Multi-interface Edge Gateway allows us to create dedicated logging external network on which the Syslog server (or forwarder to the Syslog server) can be placed. If we would want to collect logs also from vApp Edges the tenant would have to make sure that the vApp Edge can route the syslog traffic through the Edge Gateway to the Syslog server. If it will not (or cannot because it is isolated from Edge Gateway) then the vApp Edge logs are lost.

The provider could decide that he wants to collect only Edge Gateway logs and prohibit any other devices (vApp Edges or any other VM) to send the logs to provider’s Syslog server. This can be accomplished with design shown in the following picture:

Edge GW Logging

Each Edge Gateway has two external networks.
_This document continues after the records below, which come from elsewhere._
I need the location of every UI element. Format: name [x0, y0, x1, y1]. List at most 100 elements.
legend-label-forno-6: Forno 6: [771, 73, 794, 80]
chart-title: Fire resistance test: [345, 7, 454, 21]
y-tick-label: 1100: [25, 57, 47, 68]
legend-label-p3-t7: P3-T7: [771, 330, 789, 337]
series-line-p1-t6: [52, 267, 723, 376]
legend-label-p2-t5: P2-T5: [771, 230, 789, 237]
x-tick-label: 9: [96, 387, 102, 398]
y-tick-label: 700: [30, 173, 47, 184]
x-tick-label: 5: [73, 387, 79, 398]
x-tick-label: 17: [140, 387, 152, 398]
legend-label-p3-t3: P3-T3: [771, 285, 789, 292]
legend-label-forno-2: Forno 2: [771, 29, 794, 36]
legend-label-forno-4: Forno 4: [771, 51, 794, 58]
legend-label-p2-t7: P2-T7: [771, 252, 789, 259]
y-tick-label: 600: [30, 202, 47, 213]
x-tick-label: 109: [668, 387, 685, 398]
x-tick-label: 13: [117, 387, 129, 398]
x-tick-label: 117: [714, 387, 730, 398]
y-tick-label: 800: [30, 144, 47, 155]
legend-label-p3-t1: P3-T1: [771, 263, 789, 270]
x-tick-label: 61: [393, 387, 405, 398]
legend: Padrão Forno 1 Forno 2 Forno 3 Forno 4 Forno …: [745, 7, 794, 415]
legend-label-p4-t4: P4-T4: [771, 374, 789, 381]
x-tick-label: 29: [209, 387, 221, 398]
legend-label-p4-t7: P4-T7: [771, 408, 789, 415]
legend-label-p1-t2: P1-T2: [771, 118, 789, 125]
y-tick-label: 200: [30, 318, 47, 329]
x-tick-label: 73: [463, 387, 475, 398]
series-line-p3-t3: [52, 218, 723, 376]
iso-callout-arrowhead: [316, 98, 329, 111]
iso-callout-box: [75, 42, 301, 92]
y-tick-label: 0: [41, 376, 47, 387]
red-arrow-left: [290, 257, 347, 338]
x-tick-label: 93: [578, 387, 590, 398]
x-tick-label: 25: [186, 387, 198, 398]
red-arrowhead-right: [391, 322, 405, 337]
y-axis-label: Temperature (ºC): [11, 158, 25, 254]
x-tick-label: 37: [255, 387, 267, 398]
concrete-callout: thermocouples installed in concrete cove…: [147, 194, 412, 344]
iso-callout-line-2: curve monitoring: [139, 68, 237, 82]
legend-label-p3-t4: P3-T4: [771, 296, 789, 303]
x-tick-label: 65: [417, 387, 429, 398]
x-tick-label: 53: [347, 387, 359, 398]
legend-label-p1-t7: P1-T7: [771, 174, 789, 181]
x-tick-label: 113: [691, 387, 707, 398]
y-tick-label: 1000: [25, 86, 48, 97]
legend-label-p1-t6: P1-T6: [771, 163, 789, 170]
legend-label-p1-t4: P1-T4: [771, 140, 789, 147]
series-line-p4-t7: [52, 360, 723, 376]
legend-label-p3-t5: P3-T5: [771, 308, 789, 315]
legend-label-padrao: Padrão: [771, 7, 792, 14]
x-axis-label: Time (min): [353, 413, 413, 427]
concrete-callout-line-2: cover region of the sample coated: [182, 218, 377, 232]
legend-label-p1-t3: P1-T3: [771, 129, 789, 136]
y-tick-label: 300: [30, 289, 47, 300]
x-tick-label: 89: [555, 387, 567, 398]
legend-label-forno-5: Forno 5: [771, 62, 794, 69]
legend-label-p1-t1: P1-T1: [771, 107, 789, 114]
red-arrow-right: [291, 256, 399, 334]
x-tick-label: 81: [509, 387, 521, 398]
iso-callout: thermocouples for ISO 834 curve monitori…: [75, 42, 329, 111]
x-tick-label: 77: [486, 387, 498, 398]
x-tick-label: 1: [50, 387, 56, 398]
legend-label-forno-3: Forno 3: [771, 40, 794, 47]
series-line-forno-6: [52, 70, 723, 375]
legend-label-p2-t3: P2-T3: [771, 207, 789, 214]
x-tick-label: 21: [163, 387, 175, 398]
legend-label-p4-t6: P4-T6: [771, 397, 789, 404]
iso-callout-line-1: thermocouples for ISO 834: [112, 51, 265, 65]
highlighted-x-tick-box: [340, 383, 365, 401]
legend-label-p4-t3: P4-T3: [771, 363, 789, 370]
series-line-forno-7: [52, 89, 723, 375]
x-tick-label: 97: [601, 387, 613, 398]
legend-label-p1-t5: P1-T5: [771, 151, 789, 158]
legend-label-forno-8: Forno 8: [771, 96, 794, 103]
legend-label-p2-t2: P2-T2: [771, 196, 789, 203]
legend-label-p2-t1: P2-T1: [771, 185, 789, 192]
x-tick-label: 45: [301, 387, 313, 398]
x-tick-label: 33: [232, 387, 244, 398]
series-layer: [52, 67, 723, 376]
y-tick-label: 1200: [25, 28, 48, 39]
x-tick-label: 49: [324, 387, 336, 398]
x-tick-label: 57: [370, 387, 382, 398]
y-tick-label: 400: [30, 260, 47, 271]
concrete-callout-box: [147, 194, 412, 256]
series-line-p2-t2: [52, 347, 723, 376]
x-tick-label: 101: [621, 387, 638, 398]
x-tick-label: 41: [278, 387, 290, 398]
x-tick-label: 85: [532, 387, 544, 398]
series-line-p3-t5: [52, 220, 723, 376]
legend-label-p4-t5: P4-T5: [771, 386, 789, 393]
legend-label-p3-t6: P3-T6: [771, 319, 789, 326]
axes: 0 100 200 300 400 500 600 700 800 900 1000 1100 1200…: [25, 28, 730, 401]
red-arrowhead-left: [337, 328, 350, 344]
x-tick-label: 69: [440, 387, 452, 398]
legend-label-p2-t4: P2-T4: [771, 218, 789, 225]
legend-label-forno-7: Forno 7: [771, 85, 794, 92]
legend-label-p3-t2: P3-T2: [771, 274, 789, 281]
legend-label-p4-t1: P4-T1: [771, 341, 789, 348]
One connected to the internet with Sub-allocate IP Pool with external IP addresses which the customer can use for Network Address Translation (NAT) to enable internet access to or from his VMs. The second external interface is connected to the logging external network. Customer cannot create any NAT rules because Sub-allocate IP Pool on that network is not populated. To block routed traffic from VMs behind the Edge Gateway firewall rule “allow only logging external network” is created (allow 10.0.5.0/24).

vShield Manager

vShield Manager (vSM) produces audit and system event logs. These can be forwarded to only one remote syslog server which can be configured in the vSM Settings&Reports > Configuration > General menu. Additionally port can be configured as well, however only UDP protocol is used.

vCenter Orchestrator

Similarly to vCenter Server, vCenter Orchestrator comes in two flavors – Windows installable or virtual appliance. KB article 1010956 describes the location of the files in the Windows installable edition. The same logging redirection can be used as described in the vCenter Server section above.

Note: This articles was written for the following versions: vSphere 5.1, vCloud Director 5.1, vCloud Network And Security 5.1 and vCenter Orchestrator 5.1.